Most of the graphite mining and almost all of the processing done today takes place in China. Bringing the Vidalia plant expansion online will mean a shorter supply-chain for U.S.-based battery and vehicle manufacturers and diversify their supply base, according to Syrah CEO Shaun Verner. In December, Tesla agreed to purchase 8,000 tons per year, or about 70%, of the Vidalia plant’s output. The conditional loan the company awarded by the U.S. Department of Energy is one of the first doled out under a program that the Biden Administration has touted as a way to boost domestic production of key clean energy technologies. The loan is coming through the federal Advanced Technology Vehicles Manufacturing Program, which was created in 2007 but has remained dormant since 2011. In 2021, clean energy entrepreneur Jigar Shah was named to head the Department of Energy’s Loan Programs Office and was charged with using funds to boost clean energy efforts. “Projects like Syrah Vidalia are critical to our national security, our foreign policy, building our supply chain, and our economy,” Shah wrote in an announcement of the loan. Before going dormant, the program had made loans to major carmakers, but recent changes made loans to mineral operations eligible.
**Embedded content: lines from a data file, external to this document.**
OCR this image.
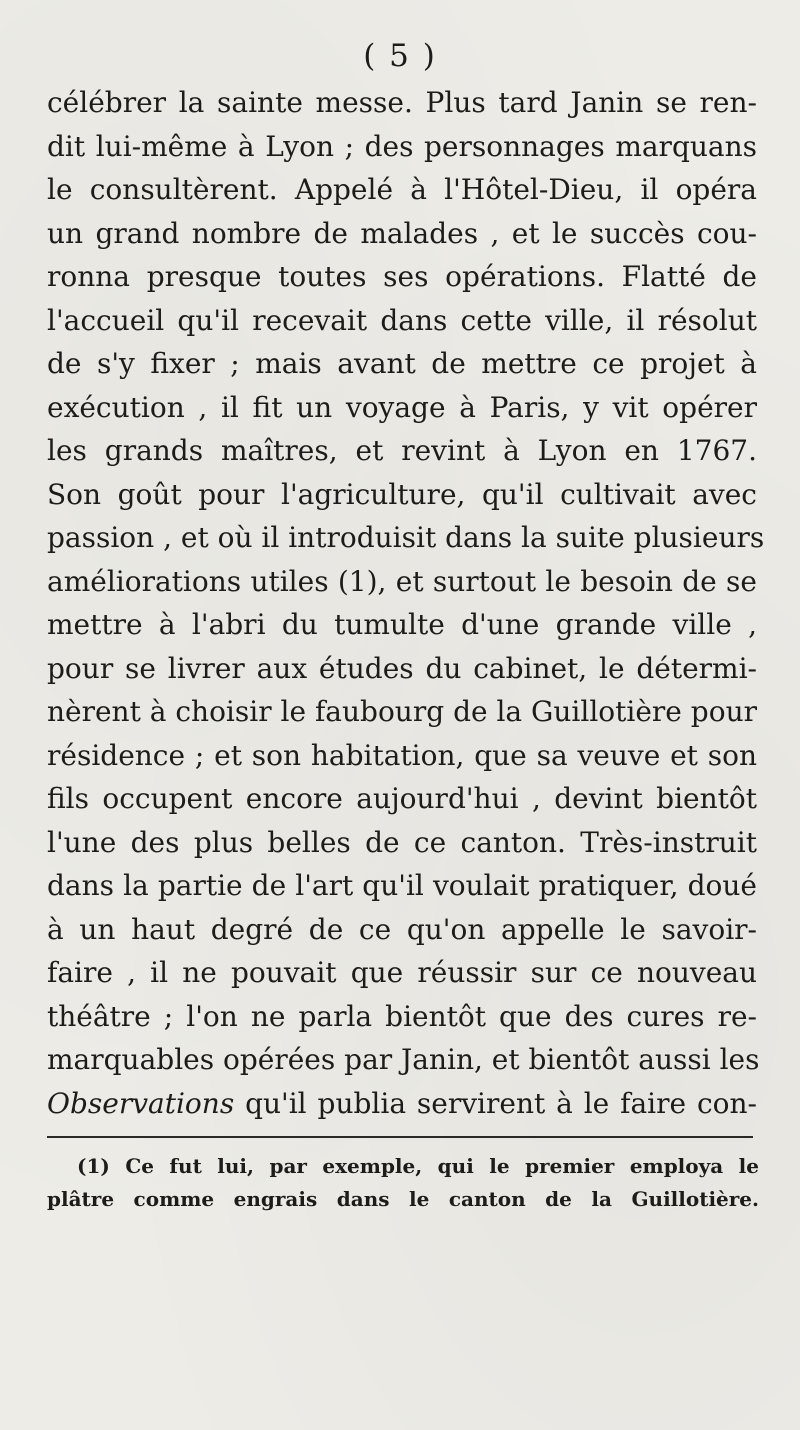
( 5 )
célébrer la sainte messe. Plus tard Janin se ren-
dit lui-même à Lyon ; des personnages marquans
le consultèrent. Appelé à l'Hôtel-Dieu, il opéra
un grand nombre de malades , et le succès cou-
ronna presque toutes ses opérations. Flatté de
l'accueil qu'il recevait dans cette ville, il résolut
de s'y fixer ; mais avant de mettre ce projet à
exécution , il fit un voyage à Paris, y vit opérer
les grands maîtres, et revint à Lyon en 1767.
Son goût pour l'agriculture, qu'il cultivait avec
passion , et où il introduisit dans la suite plusieurs
améliorations utiles (1), et surtout le besoin de se
mettre à l'abri du tumulte d'une grande ville ,
pour se livrer aux études du cabinet, le détermi-
nèrent à choisir le faubourg de la Guillotière pour
résidence ; et son habitation, que sa veuve et son
fils occupent encore aujourd'hui , devint bientôt
l'une des plus belles de ce canton. Très-instruit
dans la partie de l'art qu'il voulait pratiquer, doué
à un haut degré de ce qu'on appelle le savoir-
faire , il ne pouvait que réussir sur ce nouveau
théâtre ; l'on ne parla bientôt que des cures re-
marquables opérées par Janin, et bientôt aussi les
Observations qu'il publia servirent à le faire con-
(1) Ce fut lui, par exemple, qui le premier employa le
plâtre comme engrais dans le canton de la Guillotière.
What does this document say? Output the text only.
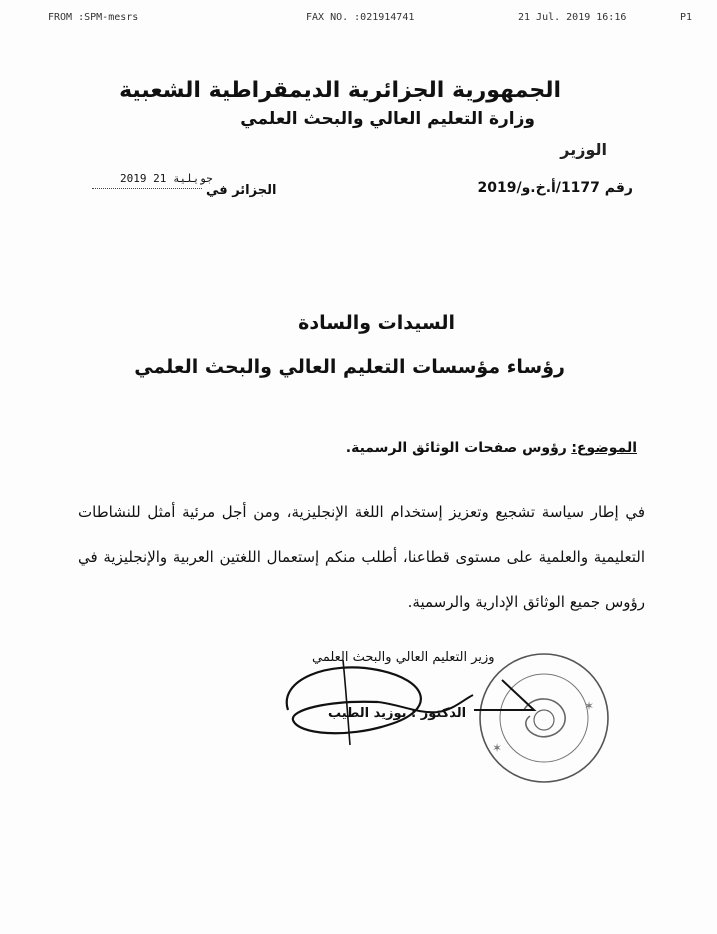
FROM :SPM-mesrs	FAX NO. :021914741	21 Jul. 2019 16:16	P1
الجمهورية الجزائرية الديمقراطية الشعبية
وزارة التعليم العالي والبحث العلمي
الوزير
رقم 1177/أ.خ.و/2019
2019 جويلية 21
الجزائر في
السيدات والسادة
رؤساء مؤسسات التعليم العالي والبحث العلمي
الموضوع: رؤوس صفحات الوثائق الرسمية.
في إطار سياسة تشجيع وتعزيز إستخدام اللغة الإنجليزية، ومن أجل مرئية أمثل للنشاطات التعليمية والعلمية على مستوى قطاعنا، أطلب منكم إستعمال اللغتين العربية والإنجليزية في رؤوس جميع الوثائق الإدارية والرسمية.
وزير التعليم العالي والبحث العلمي
الدكتور : بوزيد الطيب
✶
✶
The money is not in hand yet as some necessary administrative actions are needed.
The money isn’t in Syrah’s hands just yet. Both the Department of Energy and the company must complete due diligence and agree to a term sheet, which must be approved by Syrah’s board. Company and federal officials hope that could be completed by the end of June, with the Syrah getting the first tranche of funds in September. Syrah has not always been welcomed in Louisiana. The company’s earlier plan to put a plant in Port Manchac in south Louisiana was quashed after residents worried about the impact on local fisheries. And when it targeted Vidalia in 2018, citizens packed a public meeting to voice concerns about the plant’s air and water discharges. Craft said there hasn’t been recent opposition to the expansion plan.
The graphite is mined in Mozambique and will be brought to the plant for processing.
When up and running, the expanded plant to annually produce 11,250 tons of Active Anode Material, a processed form of graphite. The graphite will come from Syrah’s mine in Mozambique, and then will be sold to electric vehicle makers. This expansion may just be the first step, officials said. By 2040, the site could produce enough anode material for 2.5 million electric vehicles, according to an energy department statement. “Louisiana has all the right elements for the development of new technology in the manufacturing sector, including a vision for sustainable development that aligns well with Syrah’s values,” Verner said. Vidalia, as a processing facility, is “absolutely critical for the production of anode material for lithium-ion batteries,” Verner told an Australian television program in October.
The plant will get tax exemptions and other benefits from the state.
The company will also get help from the state in the form workforce development assistance tax breaks under the Industrial Tax Exception and Quality Jobs programs. The company has already been awarded one ITEP, in 2019. Craft hopes that once Syrah is up and running, the availability of land, easy access to the river and low taxes will lure connected industries to Concordia Parish. “There are going to be a lot of people who want to invest,” he said.
First oil and gas the chemical and now mineral business in the state. This might be the best one.